Russia is facing growing capital outflows that have already topped $21bn this year, as business people hedge their bets against potential shake-ups ahead of presidential elections in 2012 while the economic outlook dims.
As the other Bric nations of Brazil, India and China are trying to stem the tide of cash inflows, Russia is experiencing a cash exodus and weakening currency.
Sergei Ignatyev, Russia’s central banker, said on Tuesday that capital outflows had reached $21bn in the first 10 months of the year, blaming the exodus on “non-financial organisations”, which he said had been moving deposits to foreign banks and buying property abroad.
Last week the central bank raised its forecast capital outflows to $22bn for the year, up from its October estimate of $12bn. Monthly capital outflows have risen from $3bn in July and August to about $3bn a week, according to Goldman Sachs.
The high outflows helped to push the country’s hard currency reserves down by $3.5bn last week. Goldman Sachs estimated net private capital outflows at $3.4bn last week, up from $2.7bn in the first week of November.
Surging imports are also denting the $66bn current-account surplus that oil prices helped Russia build up in the first 10 months of the year.
Natalya Orlova, chief economist at Alfa Bank, said the monthly current account surplus could dwindle from $11bn a month to $1bn-$2bn in the fourth quarter of this year. She said that this was further fuelling aversion to the rouble and accelerating outflows.
A consensus was growing among economists that by next year the current account surplus could disappear, said Alexey Moiseev, an economist at VTB Capital.
“Holders of capital are finding that the risk-return ratio is no longer acceptable,” Mr Moiseev said. “All the risks associated with investing in Russia remain, but with the economy growing at only 3 per cent a year, the return on capital is pretty small.”
Mr Moiseev added that not only were increasing numbers of Russians taking funds to safer havens in traditional markets, they were also investing in Ukraine, for example, where the risks of doing business were high but the returns still higher.
He said: “A lot of Russian banking capital has headed there and a lot of smaller businessmen are buying land and food producers there in deals worth about $10m-$20m.”
One trigger for last month’s acceleration in outflows might have been the ousting of Yury Luzhkov, the long-serving mayor of Moscow, after a bitter struggle with Dmitry Medvedev, the Russian president, analysts suggested.
Mr Luzhkov’s removal was a signal that infighting among the political and business elites surrounding the president and Vladimir Putin, the prime minister, could escalate, and officials and business groups worried they could get caught in the crossfire.
“This is part of Russia’s Byzantine reality which does not attract investors,” said Yevgeny Gavrilenkov, chief economist at Troika Dialog, the Moscow investment bank.

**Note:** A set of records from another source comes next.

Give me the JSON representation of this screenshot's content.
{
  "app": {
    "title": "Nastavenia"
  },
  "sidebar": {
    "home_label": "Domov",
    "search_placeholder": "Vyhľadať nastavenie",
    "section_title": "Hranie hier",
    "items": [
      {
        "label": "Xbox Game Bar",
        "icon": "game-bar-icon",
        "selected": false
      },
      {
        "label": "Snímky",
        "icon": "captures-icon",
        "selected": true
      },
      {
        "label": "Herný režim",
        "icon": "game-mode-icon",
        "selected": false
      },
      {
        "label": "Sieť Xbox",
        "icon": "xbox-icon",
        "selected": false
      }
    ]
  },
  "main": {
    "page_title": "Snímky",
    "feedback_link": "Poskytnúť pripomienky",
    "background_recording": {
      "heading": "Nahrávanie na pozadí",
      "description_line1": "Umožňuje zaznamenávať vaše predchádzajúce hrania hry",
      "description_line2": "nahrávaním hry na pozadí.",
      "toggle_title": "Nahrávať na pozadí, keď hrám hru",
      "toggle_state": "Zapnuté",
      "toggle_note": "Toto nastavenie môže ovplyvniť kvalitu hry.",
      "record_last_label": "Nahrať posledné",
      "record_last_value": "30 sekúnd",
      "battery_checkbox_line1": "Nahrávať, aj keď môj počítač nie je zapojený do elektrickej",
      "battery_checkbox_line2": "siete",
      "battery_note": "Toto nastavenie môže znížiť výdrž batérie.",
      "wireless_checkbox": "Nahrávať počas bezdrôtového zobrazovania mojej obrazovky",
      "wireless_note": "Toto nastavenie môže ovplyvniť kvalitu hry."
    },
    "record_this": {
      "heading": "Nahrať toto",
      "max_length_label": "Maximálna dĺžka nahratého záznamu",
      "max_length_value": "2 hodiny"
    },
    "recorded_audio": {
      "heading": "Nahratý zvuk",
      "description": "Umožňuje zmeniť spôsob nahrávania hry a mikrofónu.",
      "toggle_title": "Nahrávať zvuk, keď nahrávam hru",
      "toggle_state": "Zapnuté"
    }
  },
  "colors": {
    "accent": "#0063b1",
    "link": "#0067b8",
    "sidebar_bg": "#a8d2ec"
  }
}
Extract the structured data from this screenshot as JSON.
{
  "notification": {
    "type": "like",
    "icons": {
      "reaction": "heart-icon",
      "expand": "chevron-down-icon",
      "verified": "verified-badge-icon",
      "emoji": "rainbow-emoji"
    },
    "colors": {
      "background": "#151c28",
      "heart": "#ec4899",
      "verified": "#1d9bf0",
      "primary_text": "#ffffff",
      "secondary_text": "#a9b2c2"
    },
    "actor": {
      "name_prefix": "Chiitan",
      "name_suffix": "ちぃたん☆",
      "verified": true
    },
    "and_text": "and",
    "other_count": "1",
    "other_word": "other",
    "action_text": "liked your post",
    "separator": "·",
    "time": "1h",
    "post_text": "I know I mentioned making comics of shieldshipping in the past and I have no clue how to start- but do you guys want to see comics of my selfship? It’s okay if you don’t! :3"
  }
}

Nikolai Petrov, political analyst at the Moscow Carnegie Centre, said: “The Luzhkov ouster was a demonstration that nothing is guaranteed, that no one is safe and therefore you need to diversify your risks. The elite right now has a very short-term horizon. They are all thinking in terms of 2012.”
Mr Gavrilenkov, however, said outflows had started to build in late summer when the government decided to raise spending again over the next three years, pushing the break-even price of the budget to an oil price of more than $100 a barrel.
The increase, which mainly addressed pensions rises, clouded the outlook for inflation, which had been at record post-Soviet lows.
Inflation was then further fuelled by the disastrous summer drought, which sent food prices spiralling. Full year consumer price inflation is now expected to be 8 per cent, while central bank refinancing rates are at 7.75 per cent, lowering the attractiveness of keeping roubles on deposit.
The government’s focus on using state spending to stimulate consumption instead of investing in the economy has led to a surge in imports, which have climbed 30 per cent in the first nine months of this year compared with the same period a year before. But economic growth was still stunted, said Ms Orlova, of Alfa Bank.
While much of the capital outflow may also be due to increased repayment of foreign debts in the fourth quarter, Ms Orlova said the higher spending on pension rises was fuelling uncertainty on how Russia would fund its pension deficit.